17/01/2026
Ville de Deshaies (GUADELOUPE).
À LEROUX, UNE CITOYENNE ALERTE, DES PLAISANCIERS DÉRAPENT : QUAND LA BAIGNADE DÉRANGE PLUS QUE LES BATEAUX...
LA PLAGE DE LEROUX, RÉPUTÉE POUR SON CALME, son caractère familial et sa fréquentation locale, se retrouve aujourd’hui au centre d’une polémique révélatrice d’un malaise persistant sur le littoral guadeloupéen. En cause : quatre catamarans mouillés à quelques mètres du rivage, au milieu des baigneurs, enfants compris.

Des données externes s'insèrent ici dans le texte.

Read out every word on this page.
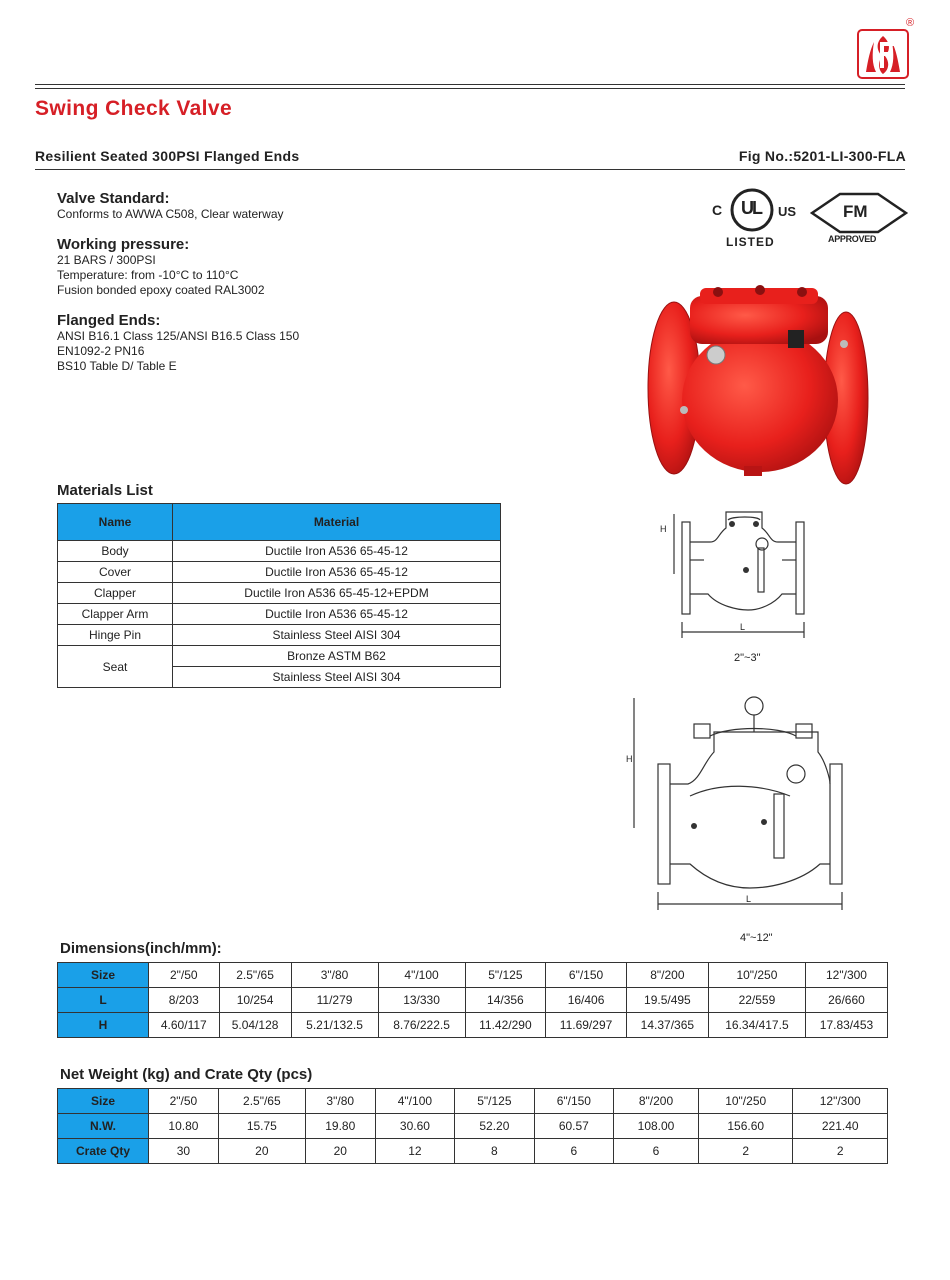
®
Swing Check Valve
Resilient Seated 300PSI Flanged Ends	Fig No.:5201-LI-300-FLA
Valve Standard:
Conforms to AWWA C508, Clear waterway
Working pressure:
21 BARS / 300PSI
Temperature: from -10°C to 110°C
Fusion bonded epoxy coated RAL3002
Flanged Ends:
ANSI B16.1 Class 125/ANSI B16.5 Class 150
EN1092-2 PN16
BS10 Table D/ Table E
C UL US
LISTED
FM
APPROVED
Materials List
Name	Material
Body	Ductile Iron A536 65-45-12
Cover	Ductile Iron A536 65-45-12
Clapper	Ductile Iron A536 65-45-12+EPDM
Clapper Arm	Ductile Iron A536 65-45-12
Hinge Pin	Stainless Steel AISI 304
Seat	Bronze ASTM B62
	Stainless Steel AISI 304
H
L
2"~3"
H
L
4"~12"
Dimensions(inch/mm):
Size	2"/50	2.5"/65	3"/80	4"/100	5"/125	6"/150	8"/200	10"/250	12"/300
L	8/203	10/254	11/279	13/330	14/356	16/406	19.5/495	22/559	26/660
H	4.60/117	5.04/128	5.21/132.5	8.76/222.5	11.42/290	11.69/297	14.37/365	16.34/417.5	17.83/453
Net Weight (kg) and Crate Qty (pcs)
Size	2"/50	2.5"/65	3"/80	4"/100	5"/125	6"/150	8"/200	10"/250	12"/300
N.W.	10.80	15.75	19.80	30.60	52.20	60.57	108.00	156.60	221.40
Crate Qty	30	20	20	12	8	6	6	2	2
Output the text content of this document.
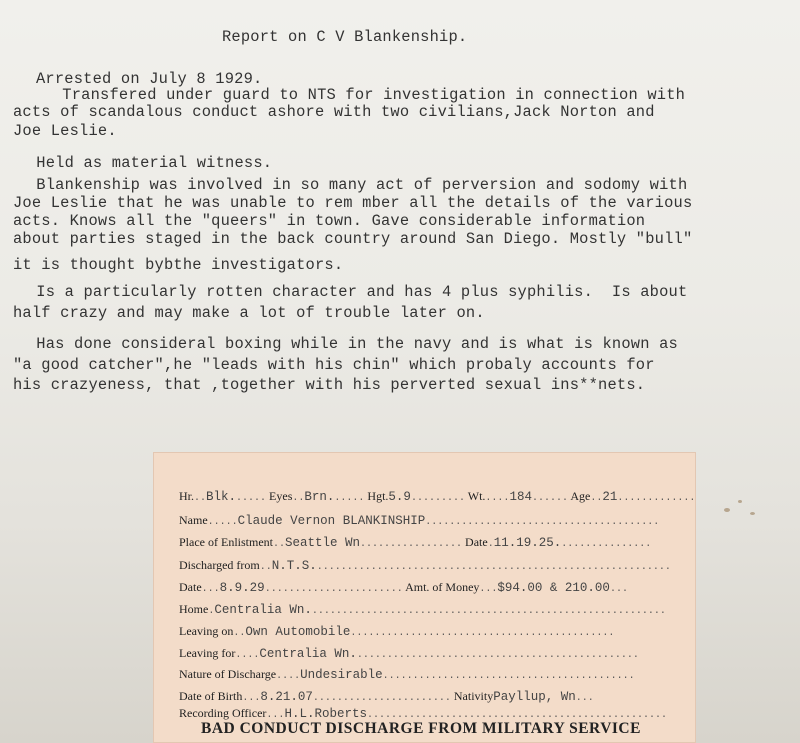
Report on C V Blankenship.

Arrested on July 8 1929.

Transfered under guard to NTS for investigation in connection with

acts of scandalous conduct ashore with two civilians,Jack Norton and

Joe Leslie.

Held as material witness.

Blankenship was involved in so many act of perversion and sodomy with

Joe Leslie that he was unable to rem mber all the details of the various

acts. Knows all the "queers" in town. Gave considerable information

about parties staged in the back country around San Diego. Mostly "bull"

it is thought bybthe investigators.

Is a particularly rotten character and has 4 plus syphilis.  Is about

half crazy and may make a lot of trouble later on.

Has done consideral boxing while in the navy and is what is known as

"a good catcher",he "leads with his chin" which probaly accounts for

his crazyeness, that ,together with his perverted sexual ins**nets.

Hr...Blk...... Eyes..Brn...... Hgt.5.9......... Wt.....184...... Age..21.............
Name.....Claude Vernon BLANKINSHIP.......................................
Place of Enlistment..Seattle Wn................. Date.11.19.25................
Discharged from..N.T.S............................................................
Date...8.9.29....................... Amt. of Money...$94.00 & 210.00...
Home.Centralia Wn............................................................
Leaving on..Own Automobile............................................
Leaving for....Centralia Wn................................................
Nature of Discharge....Undesirable..........................................
Date of Birth...8.21.07....................... NativityPayllup, Wn...
Recording Officer...H.L.Roberts..................................................
BAD CONDUCT DISCHARGE FROM MILITARY SERVICE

L’AFFAIRE DÉBUTE APRÈS LA DIFFUSION, SUR LES RÉSEAUX SOCIAUX, D’UNE VIDÉO PUBLIÉE PAR NELLY FRANCIUS, CITOYENNE GUADELOUPÉENNE. Les images, largement relayées, montrent une situation jugée par beaucoup anormale et dangereuse, relançant une question récurrente :
JUSQU’OÙ LA PLAISANCE PEUT-ELLE S’IMPOSER DANS DES ZONES CLAIREMENT DÉDIÉES À LA BAIGNADE ?
Une situation inhabituelle sur la plage de Leroux qui se trouve dans le quartier de ferry à Deshaies. Pour de nombreux habitants, la présence de bateaux si proches du sable constitue une rupture avec l’usage habituel de la plage.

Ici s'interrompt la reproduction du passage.